In April 2024, Ryan Kwanten, Tricia Helfer, Nick Wechsler, and Jeremy Piven were cast as the film's leads. Filming took place on the Gold Coast, Queensland.

First look images and a poster of the film were released by Collider in August 2024. Speaking on why he chose to adapt the Primitive War novel into a film, Sparke stated, "I was captivated by the imagery surrounding Ethan’s book and the story it told. I’ve worked hard on capturing that essence but also the grittiness, horror aspects and military edge. My vision is to feel like the characters have walked out of the film Platoon and into the jaws of the greatest predators the planet has ever known."

==Release==
Before its theatrical release, Primitive War headlined a panel at San Diego Comic-Con in July 2025, marking the first time an Australian film was a panel headliner at the convention.

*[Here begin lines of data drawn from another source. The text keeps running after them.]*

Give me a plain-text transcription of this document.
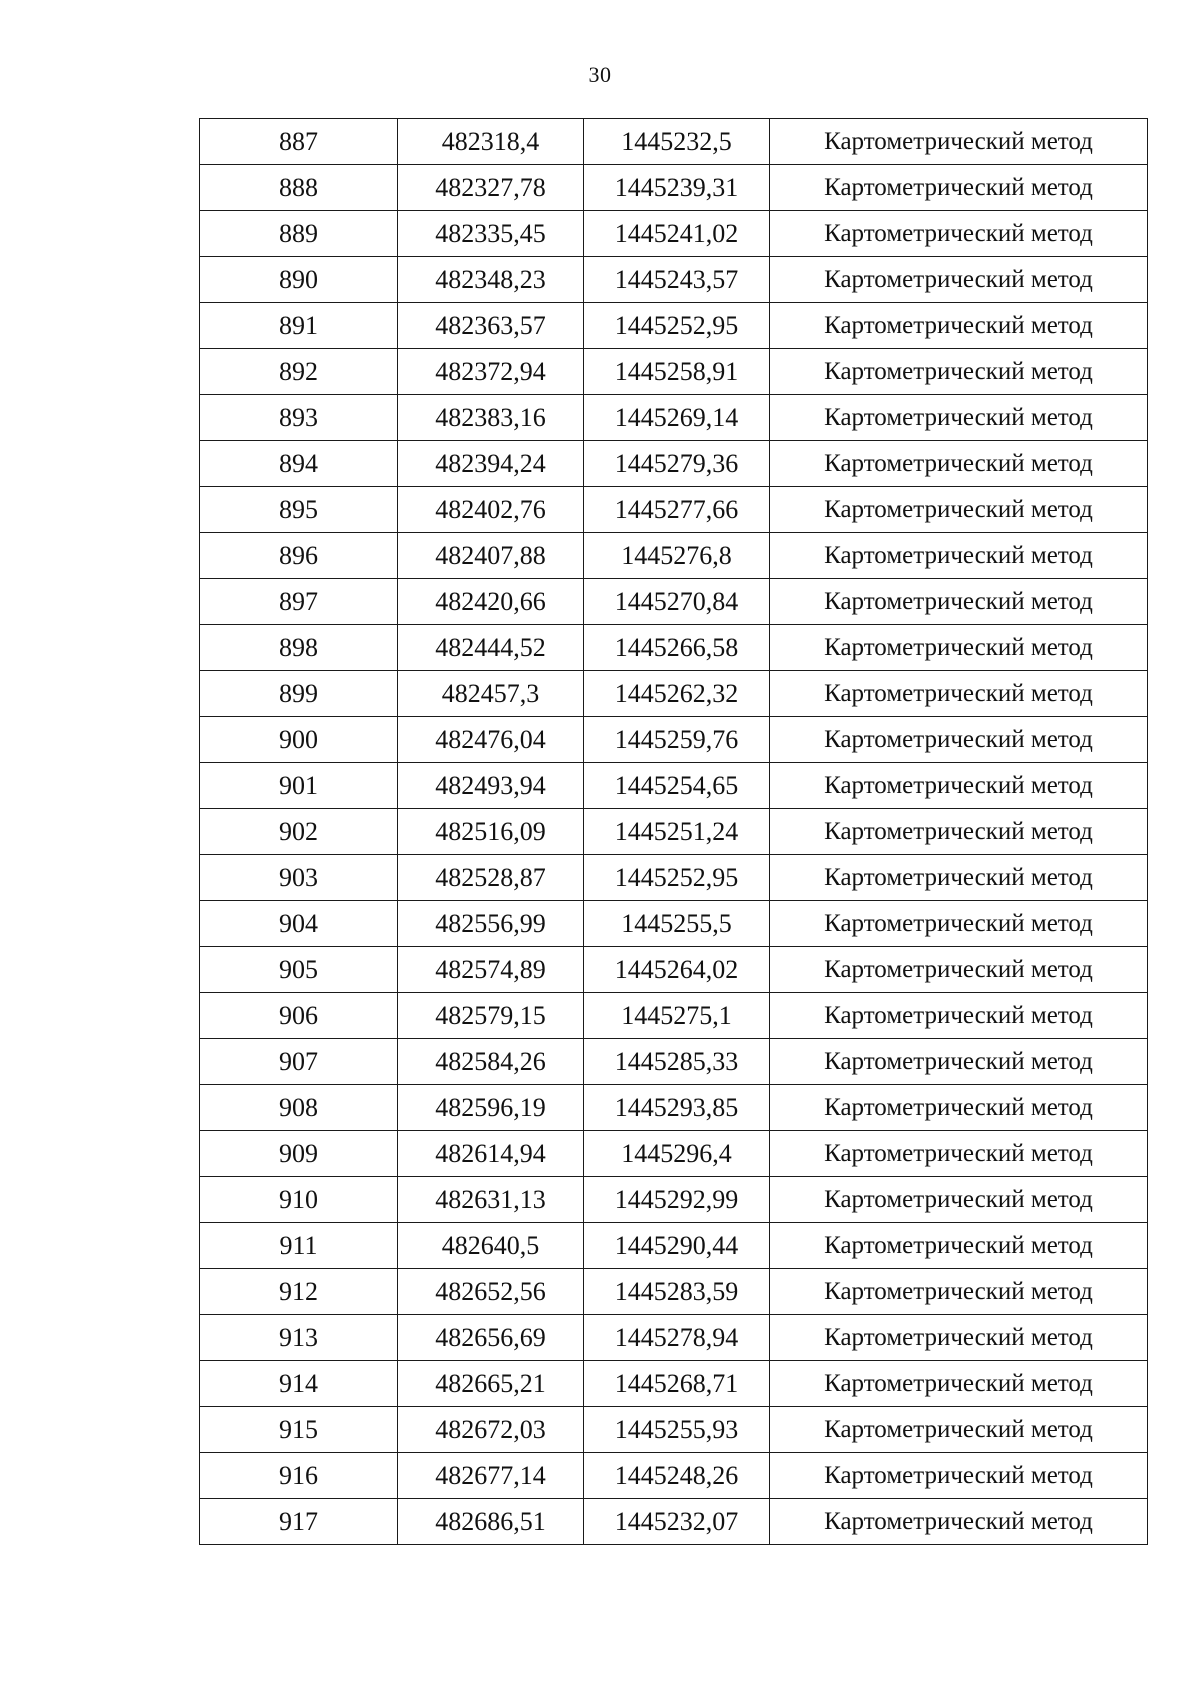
30
887	482318,4	1445232,5	Картометрический метод
888	482327,78	1445239,31	Картометрический метод
889	482335,45	1445241,02	Картометрический метод
890	482348,23	1445243,57	Картометрический метод
891	482363,57	1445252,95	Картометрический метод
892	482372,94	1445258,91	Картометрический метод
893	482383,16	1445269,14	Картометрический метод
894	482394,24	1445279,36	Картометрический метод
895	482402,76	1445277,66	Картометрический метод
896	482407,88	1445276,8	Картометрический метод
897	482420,66	1445270,84	Картометрический метод
898	482444,52	1445266,58	Картометрический метод
899	482457,3	1445262,32	Картометрический метод
900	482476,04	1445259,76	Картометрический метод
901	482493,94	1445254,65	Картометрический метод
902	482516,09	1445251,24	Картометрический метод
903	482528,87	1445252,95	Картометрический метод
904	482556,99	1445255,5	Картометрический метод
905	482574,89	1445264,02	Картометрический метод
906	482579,15	1445275,1	Картометрический метод
907	482584,26	1445285,33	Картометрический метод
908	482596,19	1445293,85	Картометрический метод
909	482614,94	1445296,4	Картометрический метод
910	482631,13	1445292,99	Картометрический метод
911	482640,5	1445290,44	Картометрический метод
912	482652,56	1445283,59	Картометрический метод
913	482656,69	1445278,94	Картометрический метод
914	482665,21	1445268,71	Картометрический метод
915	482672,03	1445255,93	Картометрический метод
916	482677,14	1445248,26	Картометрический метод
917	482686,51	1445232,07	Картометрический метод
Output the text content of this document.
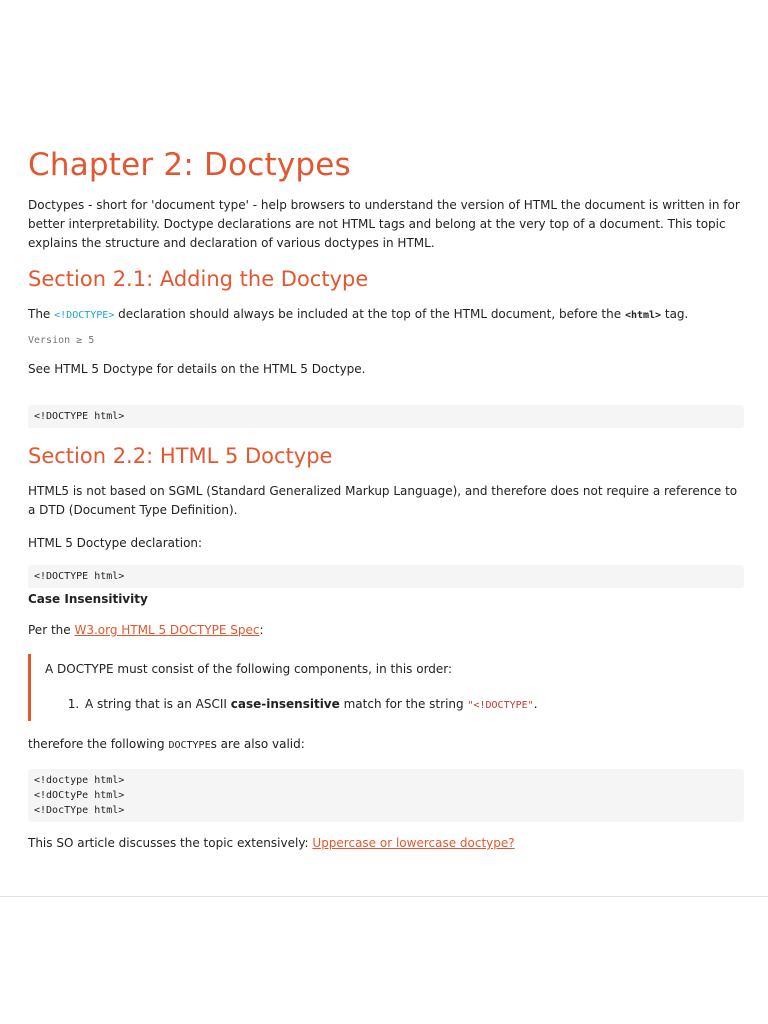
Chapter 2: Doctypes

Doctypes - short for 'document type' - help browsers to understand the version of HTML the document is written in for better interpretability. Doctype declarations are not HTML tags and belong at the very top of a document. This topic explains the structure and declaration of various doctypes in HTML.

Section 2.1: Adding the Doctype

The <!DOCTYPE> declaration should always be included at the top of the HTML document, before the <html> tag.

Version ≥ 5

See HTML 5 Doctype for details on the HTML 5 Doctype.

<!DOCTYPE html>
Section 2.2: HTML 5 Doctype

HTML5 is not based on SGML (Standard Generalized Markup Language), and therefore does not require a reference to a DTD (Document Type Definition).

HTML 5 Doctype declaration:

<!DOCTYPE html>

Case Insensitivity

Per the W3.org HTML 5 DOCTYPE Spec:

A DOCTYPE must consist of the following components, in this order:

1. A string that is an ASCII case-insensitive match for the string "<!DOCTYPE".

therefore the following DOCTYPEs are also valid:

<!doctype html>
<!dOCtyPe html>
<!DocTYpe html>

This SO article discusses the topic extensively: Uppercase or lowercase doctype?
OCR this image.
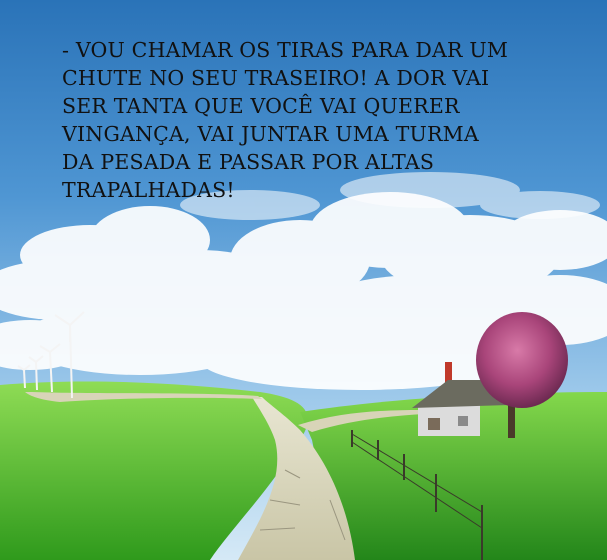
- VOU CHAMAR OS TIRAS PARA DAR UM
CHUTE NO SEU TRASEIRO! A DOR VAI
SER TANTA QUE VOCÊ VAI QUERER
VINGANÇA, VAI JUNTAR UMA TURMA
DA PESADA E PASSAR POR ALTAS
TRAPALHADAS!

Primitive War was theatrically released by Rialto Distribution in Australia on 21 August 2025. The film received a limited theatrical release on the same day in the United States by Fathom Entertainment.

Primitive War had a limited release in the United Kingdom and Ireland on 28 November 2025, with Signature Entertainment distributing the release.

== Reception ==

Peter Gray of The AU Review gave 2 out of 5 stars, noting that the film takes itself too seriously with apparent focus on characters, which makes this "intentionally nonsensical" story less enjoyable. For The Guardian, Leslie Felperin rated it 3/5 stars, writing that "there’s a cheerful cheesy gleefulness that motors the movie along."

The film has been viewed by critics as a B-movie counterpart to Jurassic World Rebirth.